The committee has also included a new clause whereby if multiple survivors disclose cases against the same perpetrator, UBC can take on the role of main complainant and initiate an institutional investigation against the opposing party, without the consent of survivors.

But according to Burnham, this reflects “anti-sexual violence” motives but not “pro-survivor” ones and raises issues of confidentiality when using survivors’ disclosures.

“[This] is really problematic and not trauma-informed — and it does not require the survivors consent to use their disclosure within this institutional investigation process,” she said.

“So why would anyone want to disclose to UBC if this would always be a potential result of that?”

Burnham also cited the new time-elapsing clause 3.2.1, whereby the director of investigations can decline to investigate a case if they determine enough time has elapsed that “proceeding now would result in substantial prejudice to any person.”

“There really needs to be a set time period ... to include that type of language,” she said.

“This is not reflective of the ways that survivors experienced trauma, where they could wait months or years before feeling comfortable or even wanting to make a report,” Burnham added.

The review committee has proposed the inclusion of a category of “Prohibited Relationships.”

Although it does not propose an outright ban against faculty-student relationships, the amendment prohibits romantic or sexual relationships in which an individual has a supervisory role over a student or holds some degree of influence over the student’s academic advancement.

“The committee definitely recognized the importance of including power imbalances and recognizing that that’s an ongoing problem within academia in general,” said Burnham, “and we wanted to include it in a way that we were able to within the limits of the Conflict of Interest Policy.”

Ichikawa believes it is a “positive step” to create a category of prohibited relationships along these lines.

“I think it is appropriate for certain categories of romantic and sexual relationships to be prohibited,” he said.

But he also mentioned that the language used in the policy lacks clarity and creates ambiguity as to what counts as “influence” or a “supervisory role” over a student.

“I do have concerns about the specification,” he said. “Just which kinds of relationships are prohibited by the policy … I think the language here is quite vague.”

Burnham agreed that the current phrasing of the policy means that evaluations of prohibited relationships would have to be context-specific. She believes that including specific examples — of which there are currently none — would help guide the policy to more clarity in its implementation.

Going forward

Many of the amendments to SC17 also respond to concerns that came out of community consultations planned by the PCI Committee in the summer of 2018.

In a written statement to The Ubyssey, University Counsel Hubert Lai explained that the amount of changes a policy undergoes during the consultation process really depends on the policy in question.

“Some policies attract feedback from dozens of members of the community that result in substantial revisions to the policy. Other policies receive minimal comments and are approved in final form very close the draft submitted for public consultation,” said Lai.

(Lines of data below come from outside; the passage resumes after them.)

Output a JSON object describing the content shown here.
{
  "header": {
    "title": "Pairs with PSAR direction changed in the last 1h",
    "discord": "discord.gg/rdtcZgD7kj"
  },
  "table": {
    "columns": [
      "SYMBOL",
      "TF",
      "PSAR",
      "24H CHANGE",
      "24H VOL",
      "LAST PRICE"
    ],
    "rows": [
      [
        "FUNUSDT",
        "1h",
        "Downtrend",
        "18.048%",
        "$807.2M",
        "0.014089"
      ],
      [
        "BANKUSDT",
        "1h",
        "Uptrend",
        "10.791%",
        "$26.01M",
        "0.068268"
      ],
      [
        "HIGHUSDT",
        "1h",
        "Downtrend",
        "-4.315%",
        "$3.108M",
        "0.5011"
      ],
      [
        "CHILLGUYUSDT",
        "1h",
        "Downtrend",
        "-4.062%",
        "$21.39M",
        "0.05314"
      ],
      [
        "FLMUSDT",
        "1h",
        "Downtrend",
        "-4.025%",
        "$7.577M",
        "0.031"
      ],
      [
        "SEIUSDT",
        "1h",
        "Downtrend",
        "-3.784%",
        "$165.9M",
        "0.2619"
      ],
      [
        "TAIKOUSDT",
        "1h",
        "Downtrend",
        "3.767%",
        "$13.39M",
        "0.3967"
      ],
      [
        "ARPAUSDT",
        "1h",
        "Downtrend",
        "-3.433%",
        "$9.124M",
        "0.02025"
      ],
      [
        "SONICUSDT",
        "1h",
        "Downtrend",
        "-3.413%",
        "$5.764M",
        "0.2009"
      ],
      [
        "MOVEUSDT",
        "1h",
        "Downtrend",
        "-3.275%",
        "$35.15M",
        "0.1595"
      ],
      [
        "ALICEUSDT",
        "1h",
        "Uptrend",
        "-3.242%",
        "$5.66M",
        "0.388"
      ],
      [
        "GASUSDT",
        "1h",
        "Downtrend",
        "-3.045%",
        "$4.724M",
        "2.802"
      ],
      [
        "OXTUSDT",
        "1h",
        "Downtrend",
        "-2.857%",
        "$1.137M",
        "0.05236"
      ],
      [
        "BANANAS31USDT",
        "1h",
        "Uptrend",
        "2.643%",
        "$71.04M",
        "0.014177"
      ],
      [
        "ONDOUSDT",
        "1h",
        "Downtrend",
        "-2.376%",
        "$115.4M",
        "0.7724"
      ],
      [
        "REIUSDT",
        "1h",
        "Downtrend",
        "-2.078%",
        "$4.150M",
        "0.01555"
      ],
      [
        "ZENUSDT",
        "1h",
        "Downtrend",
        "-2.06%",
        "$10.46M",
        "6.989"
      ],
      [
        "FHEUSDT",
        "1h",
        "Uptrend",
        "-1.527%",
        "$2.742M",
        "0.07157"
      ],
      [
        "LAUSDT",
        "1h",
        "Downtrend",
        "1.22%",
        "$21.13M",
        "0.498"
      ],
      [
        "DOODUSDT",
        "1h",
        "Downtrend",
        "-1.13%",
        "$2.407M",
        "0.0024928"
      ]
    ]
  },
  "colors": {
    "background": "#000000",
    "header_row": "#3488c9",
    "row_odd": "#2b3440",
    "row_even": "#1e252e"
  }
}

A concern that came out of these consultations was how SC17 stood in relation to other UBC policies and whether it was consistent with the language used in them. Malone said that some of the amendments have been able to “close the gap” between these inconsistencies that were previously identified.

“I do think that there [are] lots of pieces in the policy that are good moves forward,” she said.

This article has been updated to clarify wording in the policy.